Por questões de traumas e saúde mental, resolvi me abdicar esta semana de colocar aqui o número de vidas que já perdemos desde março de 2020 para a Covid-19. Também não coloco o número de vítimas que, diariamente, padecem na miséria e fome. Esta semana, você não vai encontrar na minha coluna o número de pessoas que nunca tiveram chance de ter acesso ao estudo. São todos números importantes. São todos números fatais. Afinal de contas, o que parece ser importante esta semana é aprender ciências na CPI da Covid e que o Basil vai sediar a Copa América. É isso mesmo?
Como disse recentemente meu amigo Victor, “o Brasil não merecia isso, não merecia.” Concordo com você, Victor. O Brasil, realmente, não merecia isso. Enquanto isso, aqui estou eu, resistindo mais um domingo falando sobre o que
alguns poucos de nós brasileiros ainda estão fazendo com gosto: arte. Esta semana, assisti à peça “Luiz Gama – Uma voz pela liberdade”, que está em cartaz no Teatro PetraGold, com apresentações presenciais e online.
Há algumas poucas semanas, assisti e escrevi aqui na coluna, a história de sua mãe, Luiza Mahin, e esta semana tive a oportunidade de saber um pouco mais sobre quem foi Luiz Gama. Não é uma história nova, mas é uma história real e necessária.
Ricardo Torres assina não só a direção como a cenografia e o figurino. Duas cadeiras, uma pequena mesa, um tapete, indumentária escura, uma direção clara, que dá valor ao tom narrativo da dramaturgia. Uma boa direção é fácil de destacar, principalmente, quando ela não entra na frente do que esta sendo contado. E Ricardo Torres faz um bom trabalho deixando essa história aparecer.

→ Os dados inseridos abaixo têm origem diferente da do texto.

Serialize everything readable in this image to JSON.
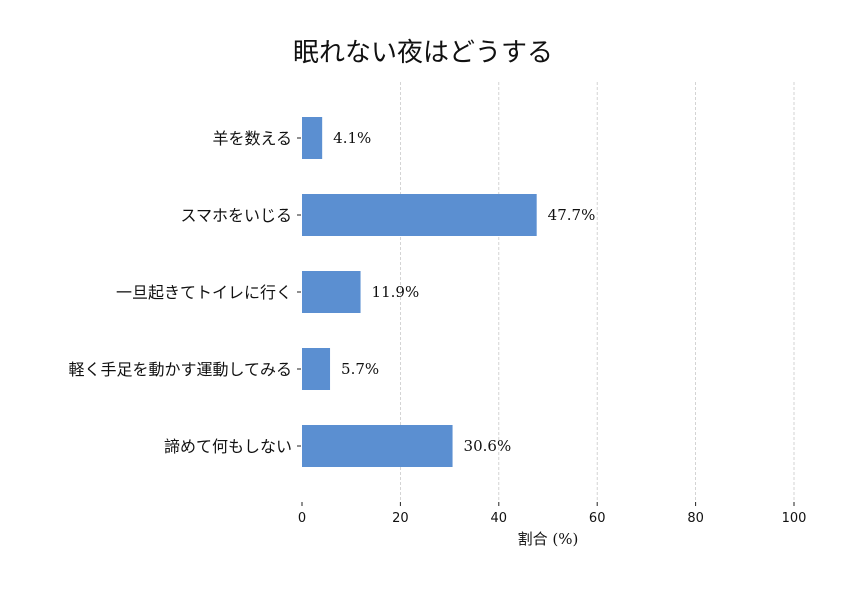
{
  "chart_data": {
    "type": "bar",
    "orientation": "horizontal",
    "title": "眠れない夜はどうする",
    "xlabel": "割合 (%)",
    "ylabel": "",
    "xlim": [
      0,
      100
    ],
    "xticks": [
      0,
      20,
      40,
      60,
      80,
      100
    ],
    "grid": true,
    "categories": [
      "羊を数える",
      "スマホをいじる",
      "一旦起きてトイレに行く",
      "軽く手足を動かす運動してみる",
      "諦めて何もしない"
    ],
    "values": [
      4.1,
      47.7,
      11.9,
      5.7,
      30.6
    ],
    "value_labels": [
      "4.1%",
      "47.7%",
      "11.9%",
      "5.7%",
      "30.6%"
    ],
    "bar_color": "#5b8fd1"
  }
}
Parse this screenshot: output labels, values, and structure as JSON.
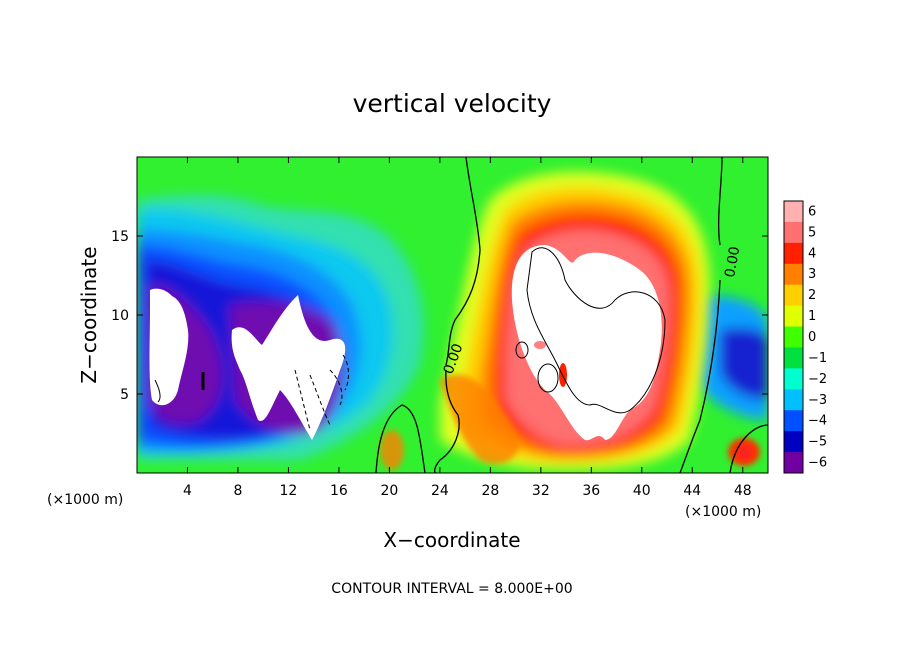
{
  "chart_data": {
    "type": "heatmap",
    "title": "vertical velocity",
    "xlabel": "X−coordinate",
    "ylabel": "Z−coordinate",
    "x_unit_label": "(×1000 m)",
    "x_unit_label_right": "(×1000 m)",
    "xlim": [
      0,
      50
    ],
    "ylim": [
      0,
      20
    ],
    "x_ticks": [
      4,
      8,
      12,
      16,
      20,
      24,
      28,
      32,
      36,
      40,
      44,
      48
    ],
    "y_ticks": [
      5,
      10,
      15
    ],
    "colorbar": {
      "labels": [
        "6",
        "5",
        "4",
        "3",
        "2",
        "1",
        "0",
        "−1",
        "−2",
        "−3",
        "−4",
        "−5",
        "−6"
      ],
      "values": [
        6,
        5,
        4,
        3,
        2,
        1,
        0,
        -1,
        -2,
        -3,
        -4,
        -5,
        -6
      ],
      "colors": [
        "#ffb0b0",
        "#ff7070",
        "#ff2000",
        "#ff8000",
        "#ffd000",
        "#e0ff00",
        "#40ff00",
        "#00e040",
        "#00ffd0",
        "#00c0ff",
        "#0050ff",
        "#0000c0",
        "#7000a0"
      ]
    },
    "contour_labels": [
      "0.00",
      "0.00"
    ],
    "annotation": "CONTOUR INTERVAL = 8.000E+00",
    "grid": false
  },
  "colors": {
    "background_field": "#20ff20",
    "saturated_high": "#ffffff",
    "saturated_low": "#ffffff"
  }
}
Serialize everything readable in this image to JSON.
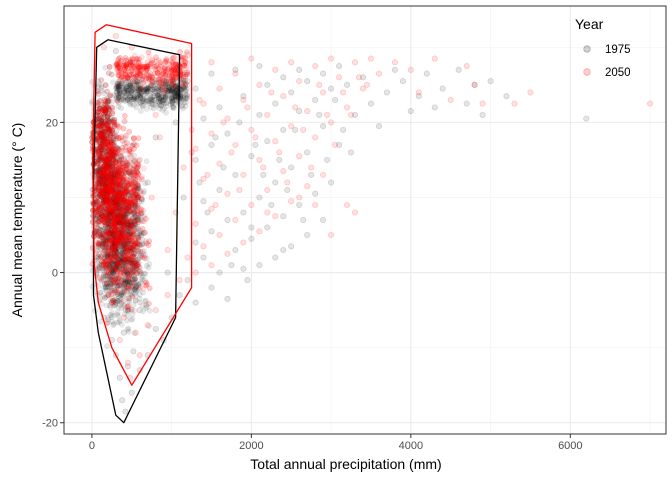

É bonito de escutar a poesia que nos remete à obra do Luiz Gama nessa peça. Deo Garcez vive Luiz Gama, esse ex-escravo, poeta, jornalista, primeira voz negra da literatura brasileira, abolicionista, o maior advogado de pessoas escravizadas do Brasil. É de Deo Garcez também a linda dramaturgia poética, reflexiva, instrutiva e verdadeira. Não podemos esquecer que é de Luiz Gama “o único relato direto de um escravo sobre sua própria condição”.
Soraia Arnoni se entrega a tantos personagens no palco, de maneira tão talentosa e tocante, que é uma delícia vê-la em cena nos guiando através dessa saga. Pontuada ainda por pequenas melodias de piano que compõem a atmosfera
da peça, “Luiz Gama – Uma voz pela liberdade” é uma bela dramatização de uma importante figura histórica do Brasil.
“A liberdade e a igualdade não são privilégios e, sim, direitos de qualquer pessoa.” Essa maravilhosa frase se encontra no final da peça, e muito, propositalmente, ainda é repetida, creio que para ajudar-nos a lembrar da situação pandêmica que nos encontramos e de tantas desigualdades que vemos todos os dias nos noticiários.
Um aceno de mão efusivo e até a próxima semana.